Climate and Healing
“The invalid generally comes abroad at great personal inconvenience, and he is willing to sacrifice every consideration to the vital one of health. Until lately he almost invariably selected Algiers as his residence; now he begins to ask himself the question whether he ought not to go to Biskra— to choose, in fact, between Europe and Africa. ”
- Murray’s Guide to Algeria and Tunis
Given the idea that “like the conquest of a country, colonisation should proceed inland from the sea,” regions further inland than Algiers, such as Biskra, could not promise visitors the comforts of complete European occupation. Many fewer French settlers resided in Biskra than in Algiers. Murray’s guide recommends those who traveled to Algeria for health purposes to make the journey into the “country” of Algiers to escape entirely the perceived unhealthiness of towns during the Industrial Revolution, and instead ascend onto the level ground atop the Mustapha hill.

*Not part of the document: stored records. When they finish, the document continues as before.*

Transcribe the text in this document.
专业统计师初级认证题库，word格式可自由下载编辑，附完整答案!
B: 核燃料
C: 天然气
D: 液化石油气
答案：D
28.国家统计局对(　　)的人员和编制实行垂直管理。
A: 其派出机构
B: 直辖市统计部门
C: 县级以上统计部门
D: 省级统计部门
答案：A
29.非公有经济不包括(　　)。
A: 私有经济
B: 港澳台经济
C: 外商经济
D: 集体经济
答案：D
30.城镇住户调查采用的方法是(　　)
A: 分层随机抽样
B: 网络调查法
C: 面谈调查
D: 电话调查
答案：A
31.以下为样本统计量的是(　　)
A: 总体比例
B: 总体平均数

Many other travel books sold to colonial settlers and European citizens compared the northern, coastal regions of French-occupied Algeria and Tunis to Europe itself. Why so? It is because Europe’s domestication of the natural resources of their colonies symbolized their “civilization” of foreign cultures and practices, and thus signaled to hesitant colonists and other Europeans that they could feel safe traveling to these reigions. Murray’s Guidebook details this connection clearly in the Colonisation, Agriculture, Forests section:
“France has indeed done much for it, and the world owes her a debt of gratitude for having converted a country which on the sea-coast was a nest of pirates, and in the interior a chaos of anarchy, into a colony…requiring only tranquillity, population, and good government to make it what it once was, the granary of Southern Europe.”
Thus portraying colonial territories as a “mere continuation of the south of Europe, with a very similar fauna and flora” assured Europeans that their visit would not expose them to the “dangers” of foreign colonies. These dangers did not only include the idea of “climate shock” then associated with moving from cold European climates to warmer colonial regions. They also included the risks of catching foreign disease and encountering supposedly hostile native peoples, such as “nests of pirates.” The civilizing mission is seen not only to benefit potential travelers, but also the existing society of native Arabs, Jews and Moors by bringing “good government.”
In Tunisia and Algeria, Europeans and natives alike sought to cure afflictions ranging from syphilis to rheumatic and arthritic diseases at Turkish and Roman baths, built upon thermal hot springs.
According to Murray’s guidebook, at the Hammam R’Irha, visitors can soak in waters of contain “chlorides of sodium and magnesium, as well as sulphates of soda, magnesia, and lime” while they drink from the waters of another spring mixed with wine. Afterwards, they are “recommended to go to bed for an hour.” However, at this bath as well as many others that the French came to control and operate, separation between European “colonizers” and Tunisian/Algerian “colonized” peoples were further reinforced. Murray’s guidebook advises readers to visit only the bath located in the basement of a French hotel in the area, rather than those in the Civil Hospital (these are “devoid of comforts”) or those below the Civil Hospital (as they are “confined solely to the use of Arabs”). The cost to enter private baths was 1 franc and 50 cents, a price higher than that of the public baths. This also enforced separation between wealthy visitors and less wealthy locals, though elite residents of various nationalities sometimes did find themselves in the same bath.